Thapaliya Bishal, Akbas Esra, Chen Jiayu, Sapkota Raam, Ray Bhaskar, Suresh Pranav, Calhoun Vince, Liu Jingyu
Georgia State University.
TReNDs Center.
ArXiv. 2024 Oct 27:arXiv:2311.03520v3.
Resting-state functional magnetic resonance imaging (rsfMRI) is a powerful tool for investigating the relationship between brain function and cognitive processes as it allows for the functional organization of the brain to be captured without relying on a specific task or stimuli. In this paper, we present a novel modeling architecture called BrainRGIN for predicting intelligence (fluid, crystallized and total intelligence) using graph neural networks on rsfMRI derived static functional network connectivity matrices. Extending from the existing graph convolution networks, our approach incorporates a clustering-based embedding and graph isomorphism network in the graph convolutional layer to reflect the nature of the brain sub-network organization and efficient network expression, in combination with TopK pooling and attention-based readout functions. We evaluated our proposed architecture on a large dataset, specifically the Adolescent Brain Cognitive Development Dataset, and demonstrated its effectiveness in predicting individual differences in intelligence. Our model achieved lower mean squared errors, and higher correlation scores than existing relevant graph architectures and other traditional machine learning models for all of the intelligence prediction tasks. The middle frontal gyrus exhibited a significant contribution to both fluid and crystallized intelligence, suggesting their pivotal role in these cognitive processes. Total composite scores identified a diverse set of brain regions to be relevant which underscores the complex nature of total intelligence.

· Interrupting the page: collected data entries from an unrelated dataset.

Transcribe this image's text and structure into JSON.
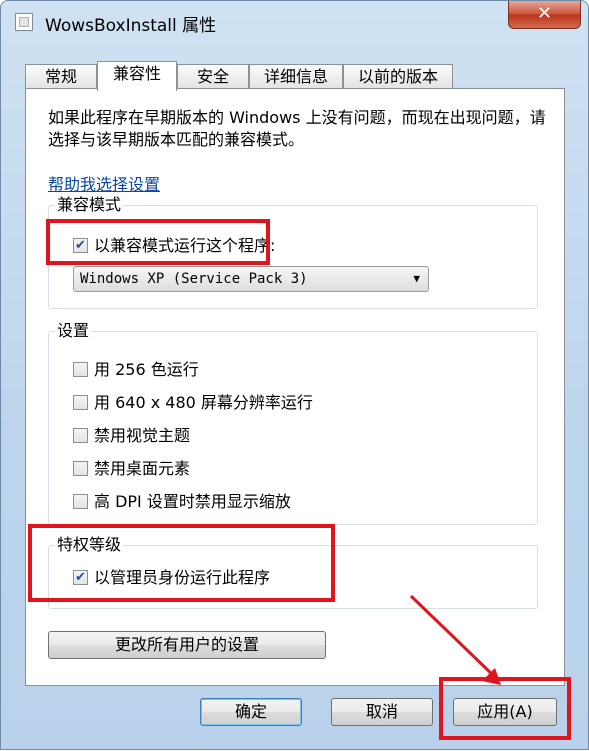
{
  "window": {
    "title": "WowsBoxInstall 属性",
    "close_label": "✕"
  },
  "tabs": [
    {
      "label": "常规"
    },
    {
      "label": "兼容性"
    },
    {
      "label": "安全"
    },
    {
      "label": "详细信息"
    },
    {
      "label": "以前的版本"
    }
  ],
  "intro": "如果此程序在早期版本的 Windows 上没有问题，而现在出现问题，请选择与该早期版本匹配的兼容模式。",
  "help_link": "帮助我选择设置",
  "compat": {
    "group_label": "兼容模式",
    "checkbox_label": "以兼容模式运行这个程序:",
    "checked": true,
    "selected_os": "Windows XP (Service Pack 3)"
  },
  "settings": {
    "group_label": "设置",
    "items": [
      {
        "label": "用 256 色运行",
        "checked": false
      },
      {
        "label": "用 640 x 480 屏幕分辨率运行",
        "checked": false
      },
      {
        "label": "禁用视觉主题",
        "checked": false
      },
      {
        "label": "禁用桌面元素",
        "checked": false
      },
      {
        "label": "高 DPI 设置时禁用显示缩放",
        "checked": false
      }
    ]
  },
  "privilege": {
    "group_label": "特权等级",
    "checkbox_label": "以管理员身份运行此程序",
    "checked": true
  },
  "change_all_users_button": "更改所有用户的设置",
  "footer": {
    "ok": "确定",
    "cancel": "取消",
    "apply": "应用(A)"
  },
  "annotation_color": "#e0141e"
}
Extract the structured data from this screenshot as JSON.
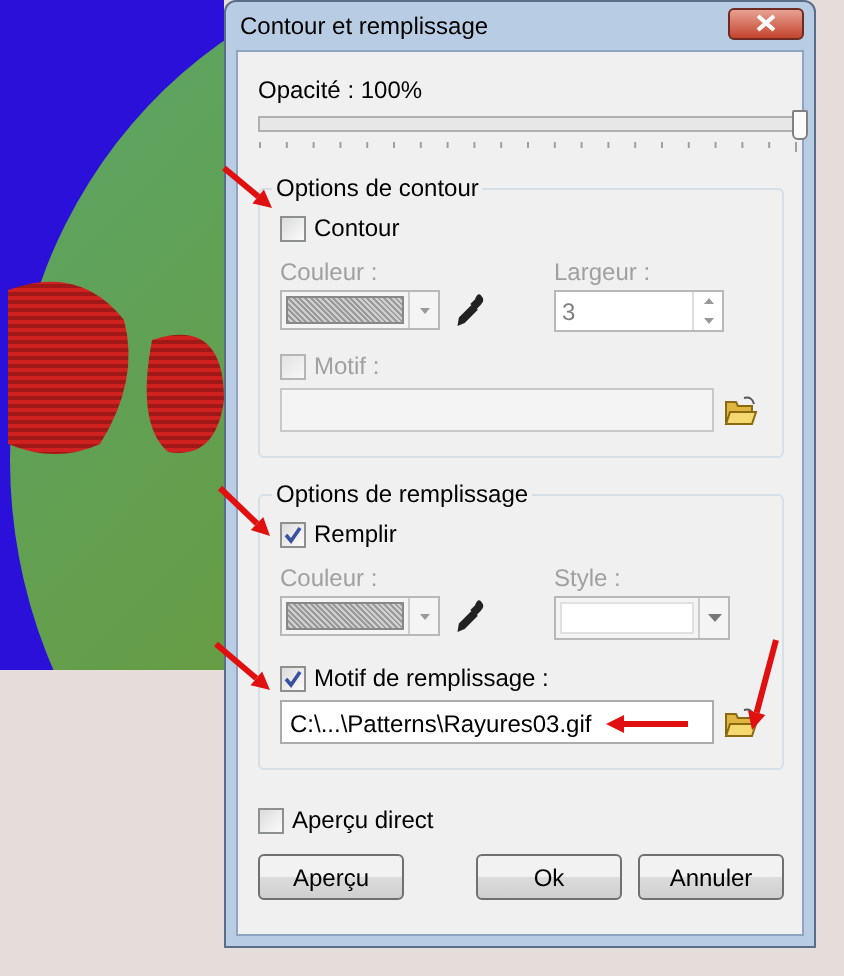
{
  "window": {
    "title": "Contour et remplissage"
  },
  "opacity": {
    "label": "Opacité : 100%",
    "level": 1
  },
  "stroke_options": {
    "title": "Options de contour",
    "enabled": {
      "label": "Contour",
      "checked": false
    },
    "color_label": "Couleur :",
    "width_label": "Largeur :",
    "width_value": "3",
    "pattern": {
      "label": "Motif :",
      "checked": false,
      "disabled": true
    }
  },
  "fill_options": {
    "title": "Options de remplissage",
    "enabled": {
      "label": "Remplir",
      "checked": true
    },
    "color_label": "Couleur :",
    "style_label": "Style :",
    "pattern": {
      "label": "Motif de remplissage :",
      "checked": true,
      "disabled": false,
      "value": "C:\\...\\Patterns\\Rayures03.gif"
    }
  },
  "live_preview": {
    "label": "Aperçu direct",
    "checked": false
  },
  "buttons": [
    "Aperçu",
    "Ok",
    "Annuler"
  ]
}
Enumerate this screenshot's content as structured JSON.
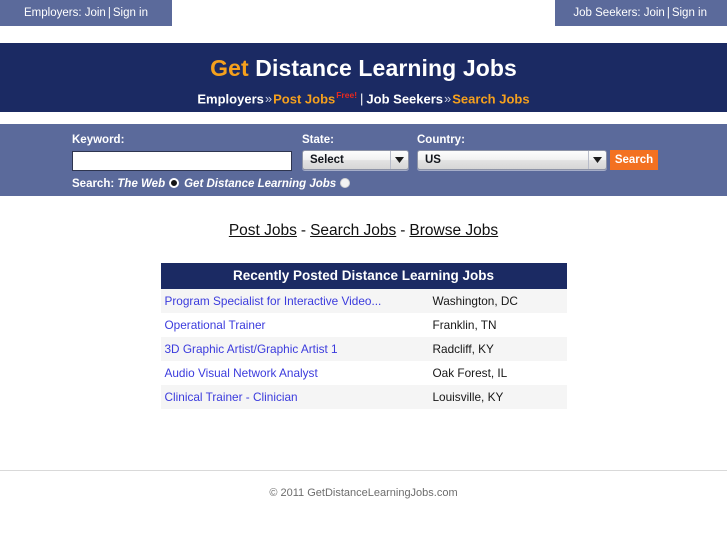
{
  "topbar": {
    "employers": {
      "prefix": "Employers:",
      "join": "Join",
      "sep": "|",
      "signin": "Sign in"
    },
    "jobseekers": {
      "prefix": "Job Seekers:",
      "join": "Join",
      "sep": "|",
      "signin": "Sign in"
    }
  },
  "masthead": {
    "title_accent": "Get",
    "title_rest": " Distance Learning Jobs",
    "sub_employers": "Employers",
    "chev1": "»",
    "sub_post_jobs": "Post Jobs",
    "free_badge": "Free!",
    "pipe": "|",
    "sub_jobseekers": "Job Seekers",
    "chev2": "»",
    "sub_search_jobs": "Search Jobs"
  },
  "search": {
    "keyword_label": "Keyword:",
    "keyword_value": "",
    "keyword_placeholder": "",
    "state_label": "State:",
    "state_selected": "Select",
    "country_label": "Country:",
    "country_selected": "US",
    "button_label": "Search",
    "scope_prefix": "Search:",
    "scope_web": "The Web",
    "scope_site": "Get Distance Learning Jobs"
  },
  "nav": {
    "post_jobs": "Post Jobs",
    "dash1": "-",
    "search_jobs": "Search Jobs",
    "dash2": "-",
    "browse_jobs": "Browse Jobs"
  },
  "jobs": {
    "heading": "Recently Posted Distance Learning Jobs",
    "rows": [
      {
        "title": "Program Specialist for Interactive Video...",
        "location": "Washington, DC"
      },
      {
        "title": "Operational Trainer",
        "location": "Franklin, TN"
      },
      {
        "title": "3D Graphic Artist/Graphic Artist 1",
        "location": "Radcliff, KY"
      },
      {
        "title": "Audio Visual Network Analyst",
        "location": "Oak Forest, IL"
      },
      {
        "title": "Clinical Trainer - Clinician",
        "location": "Louisville, KY"
      }
    ]
  },
  "footer": {
    "copyright": "© 2011 GetDistanceLearningJobs.com"
  },
  "colors": {
    "navy": "#1b2a63",
    "slate": "#5b6a9b",
    "orange": "#f37121",
    "gold": "#f5a01d",
    "link_blue": "#3b3bdd",
    "free_red": "#e8281e"
  }
}
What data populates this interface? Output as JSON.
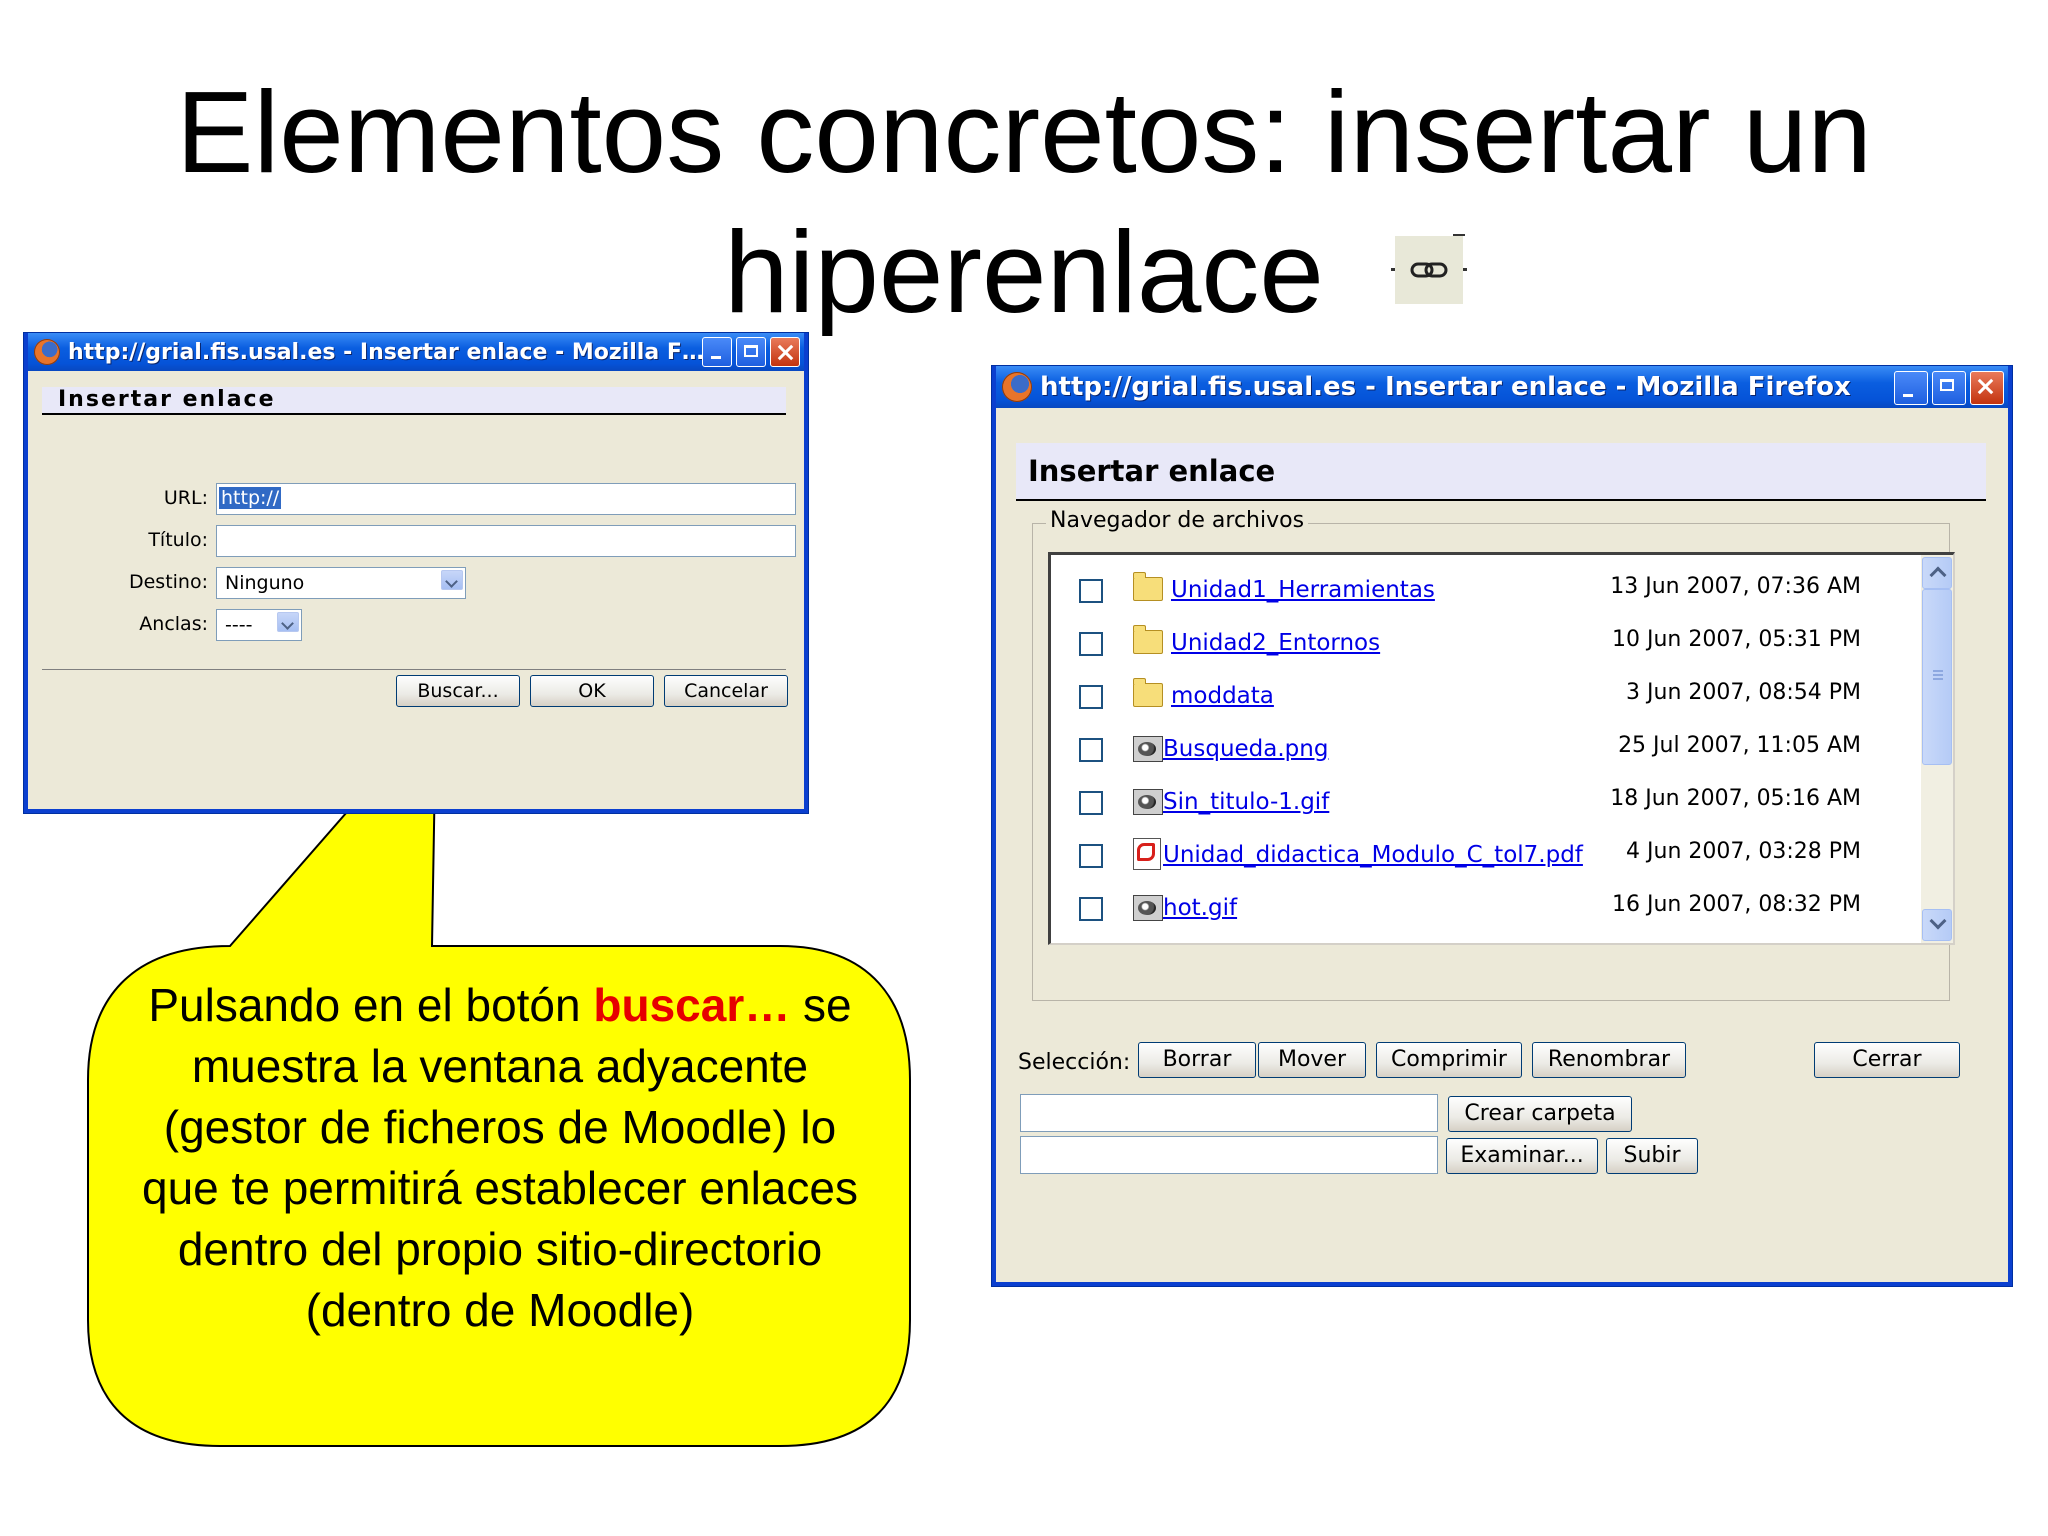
{
  "slide": {
    "title_line1": "Elementos concretos: insertar un",
    "title_line2": "hiperenlace"
  },
  "icons": {
    "link": "link-icon",
    "browser": "firefox-icon",
    "folder": "folder-icon",
    "image": "image-file-icon",
    "pdf": "pdf-file-icon"
  },
  "colors": {
    "xp_titlebar": "#0a5ee0",
    "callout_fill": "#ffff00",
    "highlight": "#e60000",
    "link": "#0000e6"
  },
  "left_dialog": {
    "window_title": "http://grial.fis.usal.es - Insertar enlace - Mozilla F…",
    "header": "Insertar enlace",
    "url_label": "URL:",
    "url_value": "http://",
    "title_label": "Título:",
    "title_value": "",
    "target_label": "Destino:",
    "target_value": "Ninguno",
    "anchors_label": "Anclas:",
    "anchors_value": "----",
    "buttons": {
      "search": "Buscar...",
      "ok": "OK",
      "cancel": "Cancelar"
    }
  },
  "callout": {
    "text_prefix": "Pulsando en el botón ",
    "highlight": "buscar…",
    "text_rest": "se muestra la ventana adyacente (gestor de ficheros de Moodle) lo que te permitirá establecer enlaces dentro del propio sitio-directorio (dentro de Moodle)"
  },
  "right_dialog": {
    "window_title": "http://grial.fis.usal.es - Insertar enlace - Mozilla Firefox",
    "header": "Insertar enlace",
    "group_label": "Navegador de archivos",
    "files": [
      {
        "name": "Unidad1_Herramientas",
        "date": "13 Jun 2007, 07:36 AM",
        "icon": "folder"
      },
      {
        "name": "Unidad2_Entornos",
        "date": "10 Jun 2007, 05:31 PM",
        "icon": "folder"
      },
      {
        "name": "moddata",
        "date": "3 Jun 2007, 08:54 PM",
        "icon": "folder"
      },
      {
        "name": "Busqueda.png",
        "date": "25 Jul 2007, 11:05 AM",
        "icon": "image"
      },
      {
        "name": "Sin_titulo-1.gif",
        "date": "18 Jun 2007, 05:16 AM",
        "icon": "image"
      },
      {
        "name": "Unidad_didactica_Modulo_C_tol7.pdf",
        "date": "4 Jun 2007, 03:28 PM",
        "icon": "pdf"
      },
      {
        "name": "hot.gif",
        "date": "16 Jun 2007, 08:32 PM",
        "icon": "image"
      }
    ],
    "selection_label": "Selección:",
    "buttons": {
      "delete": "Borrar",
      "move": "Mover",
      "compress": "Comprimir",
      "rename": "Renombrar",
      "close": "Cerrar",
      "create_folder": "Crear carpeta",
      "browse": "Examinar...",
      "upload": "Subir"
    },
    "new_folder_value": "",
    "upload_file_value": ""
  }
}
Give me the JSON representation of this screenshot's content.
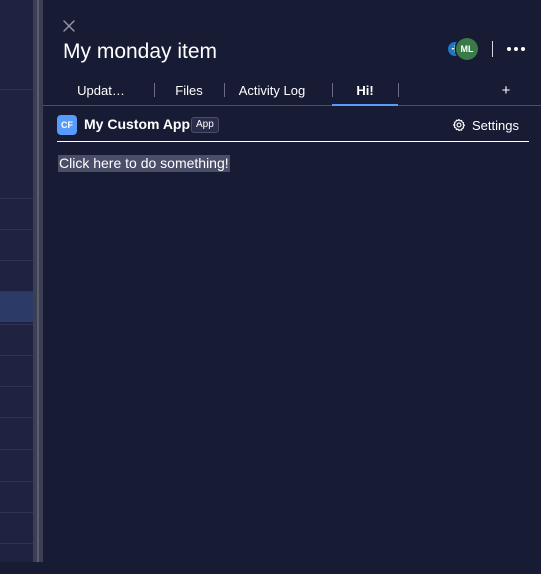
{
  "panel": {
    "title": "My monday item",
    "avatar_initials": "ML",
    "avatar_add_glyph": "+"
  },
  "tabs": [
    {
      "label": "Updat…"
    },
    {
      "label": "Files"
    },
    {
      "label": "Activity Log"
    },
    {
      "label": "Hi!"
    }
  ],
  "active_tab": "Hi!",
  "tab_add_label": "+",
  "app": {
    "icon_text": "CF",
    "name": "My Custom App",
    "badge": "App",
    "settings_label": "Settings"
  },
  "content": {
    "action_text": "Click here to do something!"
  },
  "colors": {
    "background": "#181b34",
    "accent": "#579bfc",
    "avatar": "#3a7a49"
  }
}
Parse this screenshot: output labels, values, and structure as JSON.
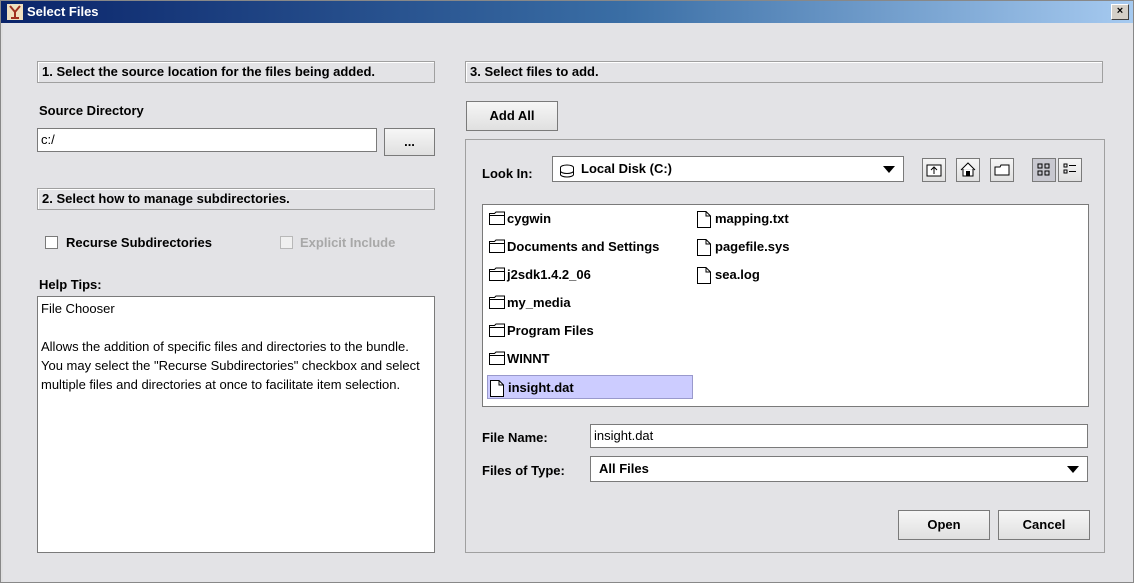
{
  "window": {
    "title": "Select Files",
    "close_label": "×"
  },
  "left": {
    "step1_header": "1.  Select the source location for the files being added.",
    "source_dir_label": "Source Directory",
    "source_dir_value": "c:/",
    "browse_label": "...",
    "step2_header": "2.  Select how to manage subdirectories.",
    "recurse_label": "Recurse Subdirectories",
    "explicit_label": "Explicit Include",
    "help_label": "Help Tips:",
    "help_text": "File Chooser\n\nAllows the addition of specific files and directories to the bundle.  You may select the \"Recurse Subdirectories\" checkbox and select multiple files and directories at once to facilitate item selection."
  },
  "right": {
    "step3_header": "3. Select files to add.",
    "add_all_label": "Add All",
    "look_in_label": "Look In:",
    "look_in_value": "Local Disk (C:)",
    "files": [
      {
        "name": "cygwin",
        "kind": "folder"
      },
      {
        "name": "Documents and Settings",
        "kind": "folder"
      },
      {
        "name": "j2sdk1.4.2_06",
        "kind": "folder"
      },
      {
        "name": "my_media",
        "kind": "folder"
      },
      {
        "name": "Program Files",
        "kind": "folder"
      },
      {
        "name": "WINNT",
        "kind": "folder"
      },
      {
        "name": "insight.dat",
        "kind": "file",
        "selected": true
      },
      {
        "name": "mapping.txt",
        "kind": "file"
      },
      {
        "name": "pagefile.sys",
        "kind": "file"
      },
      {
        "name": "sea.log",
        "kind": "file"
      }
    ],
    "file_name_label": "File Name:",
    "file_name_value": "insight.dat",
    "files_of_type_label": "Files of Type:",
    "files_of_type_value": "All Files",
    "open_label": "Open",
    "cancel_label": "Cancel"
  },
  "colors": {
    "selection": "#ccccff",
    "titlebar": "#0a246a"
  }
}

静息态功能磁共振成像(rsfMRI)是研究脑功能与认知过程之间关系的有力工具,因为它能够在不依赖特定任务或刺激的情况下捕捉大脑的功能组织。在本文中,我们提出了一种名为BrainRGIN的新型建模架构,用于在rsfMRI衍生的静态功能网络连接矩阵上使用图神经网络预测智力(流体智力、晶体智力和总智力)。从现有的图卷积网络扩展而来,我们的方法在图卷积层中结合了基于聚类的嵌入和图同构网络,以反映脑子网组织的性质和高效的网络表达,并结合TopK池化和基于注意力的读出函数。我们在一个大型数据集,特别是青少年脑认知发展数据集上评估了我们提出的架构,并证明了其在预测智力个体差异方面的有效性。对于所有智力预测任务,我们的模型比现有的相关图架构和其他传统机器学习模型实现了更低的均方误差和更高的相关分数。额中回对流体智力和晶体智力均表现出显著贡献,表明它们在这些认知过程中起着关键作用。总综合分数确定了一组不同的脑区与之相关,这突出了总智力的复杂性质。